Overexpression of the Mitochondrial Folate and Glycine–Serine Pathway: A New Determinant of Methotrexate Selectivity in Tumors

Alexei Vazquez 1, Philip M Tedeschi 2, Joseph R Bertino 3
PMCID: PMC4083755  NIHMSID: NIHMS590896  PMID: 23135910

Abstract

Previous studies have documented the roles of transport via the reduced folate carrier, retention via polyglutamylation, and increased levels of the target enzyme, dihydrofolate reductase in sensitivity to methotrexate. Recent studies have shown that the mitochondrial enzymes in the cellular metabolism of serine, folate, and glycine are overexpressed in a subset of human cancers and that their expression is required for tumor maintenance. In this Perspective article, we propose that the expression of mitochondrial enzymes in the metabolism of serine and glycine, in addition to those involved in folate metabolism, are determinants of the response to methotrexate. Furthermore, we show that myc activation in tumors is associated with upregulation of these enzymes. We propose that patients whose tumors show this phenotype will be sensitive to folate antagonists targeting thymidylate or purine biosynthesis.

Introduction

Previous studies have documented the roles of transport via the reduced folate carrier (RFC), retention via polyglutamylation, and increased levels of the target enzyme, dihydrofolate reductase in sensitivity to the folate antagonists methotrexate, pralatrexate, and pemetrexed (1). Although these factors explain in part why tumor cells are sensitive or resistant to antifolates, they do not fully account for selectivity. Two recent publications have now provided insight about why some tumor cells, as compared with normal replicating cells, are sensitive to methotrexate: Cancer cells that undergo metabolic reprogramming and are characterized by rapid proliferation and upregulate glycine consumption and metabolism are potently inhibited by methotrexate, whereas normal cells with similar proliferative rates are not as sensitive.
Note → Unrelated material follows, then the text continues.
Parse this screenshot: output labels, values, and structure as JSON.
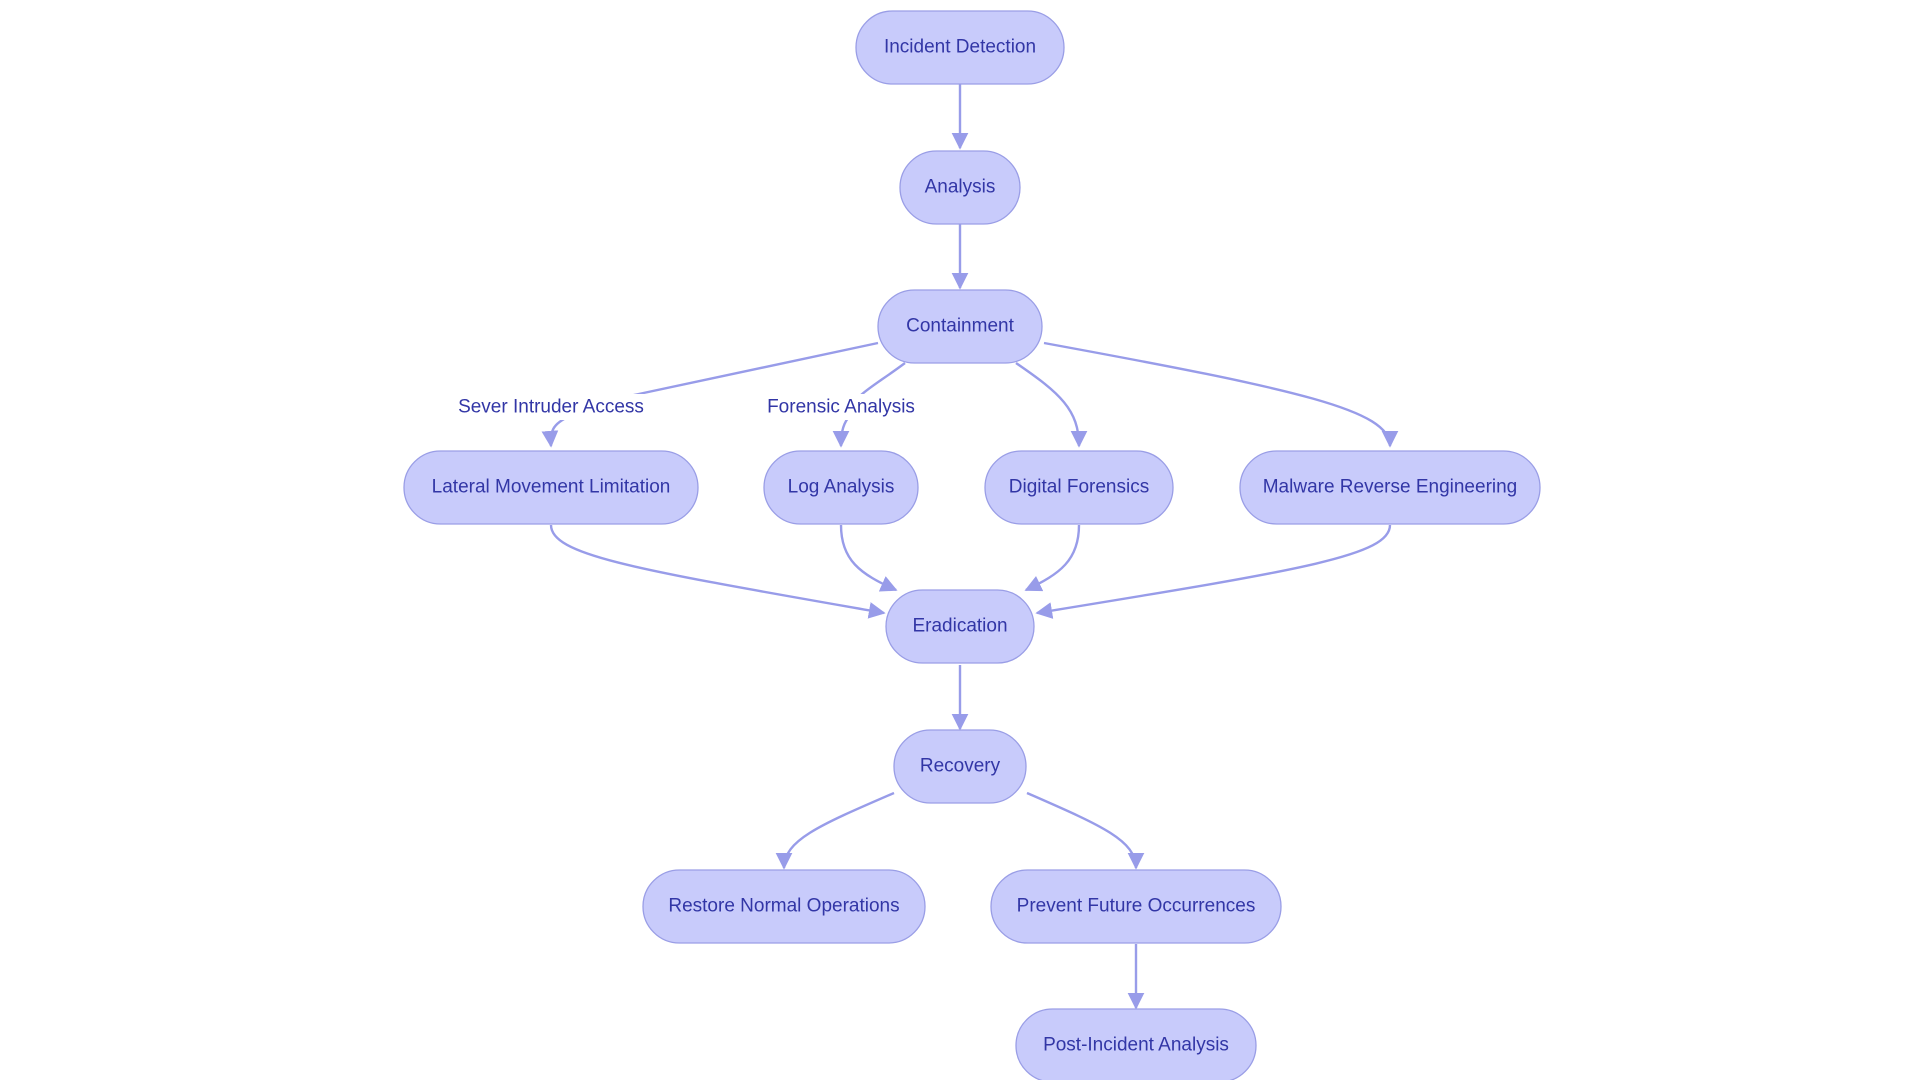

The contribution by Jain and colleagues (2) showed that metabolic reprogramming that occurs in cancer may lead to higher expression of the mitochondrial glycine biosynthetic pathway and upregulation of mitochondrial folate enzymes that include serine hydroxymethyl transferase (SHMT2), methylenetetrahydrofolate dehydrogenase (MTHFD2), and tetrahydrofolate synthetase (MTHFD1L; Fig. 1). The up-regulation of these mitochondrial enzymes correlated with increased proliferation, whereas the folate cytosolic enzymes were not upregulated. Unlike the trifunctional cytosolic enzyme, MTHFD1, that contains methylenetetrahydrofolate dehydrogenase, methenyltetrahydrofolate cyclohydrolase, and formyltetrahydrofolate synthetase activity, the mitochondrial enzyme MTHFD2 is a bifunctional enzyme that contains methylenetetrahydrofolate dehydrogenase and methenyltetrahydrofolate cyclohydrolase activity. Formyltetrahydrofolate synthetase activity is encoded by a separate enzyme, MTHFD1L. These enzymes contribute to the synthesis and use of glycine, methylene THF, and N-10 formyl THF for de novo purine and thymidylate biosynthesis (Fig. 1).

Figure 1.

Figure 1

The role of the mitochondria in the generation of purines and thymidylate for DNA synthesis. Reactions 1, 3, 4, and 5 occur in both the mitochondria and the cytoplasm, with reaction 2 limited only to the mitochondria. Reaction 1 and 2 are catalyzed by SHMT2 and the glycine cleavage system, respectively. In the cytoplasm, reactions 3, 4, and 5 are carried out by the trifunctional enzyme (MTHFD1); in the mitochondria, 2 enzymes are required (MTHFD2 catalyzes reactions 3 and 4 and MTHFD1L catalyzes reaction 5). The enzyme 10-formyl tetrahydrofolate dehydrogenase (not shown) has been reported to be absent in most cancer cells (10). Serine hydroxymethytransferase (1); glycine oxidase complex (2); 5–10 methylene tetrahydrofolate dehydrogenase (3); methenyltetrahydrofolate cyclohydrolase (4); and formyltetrahydrofolate synthetase (5).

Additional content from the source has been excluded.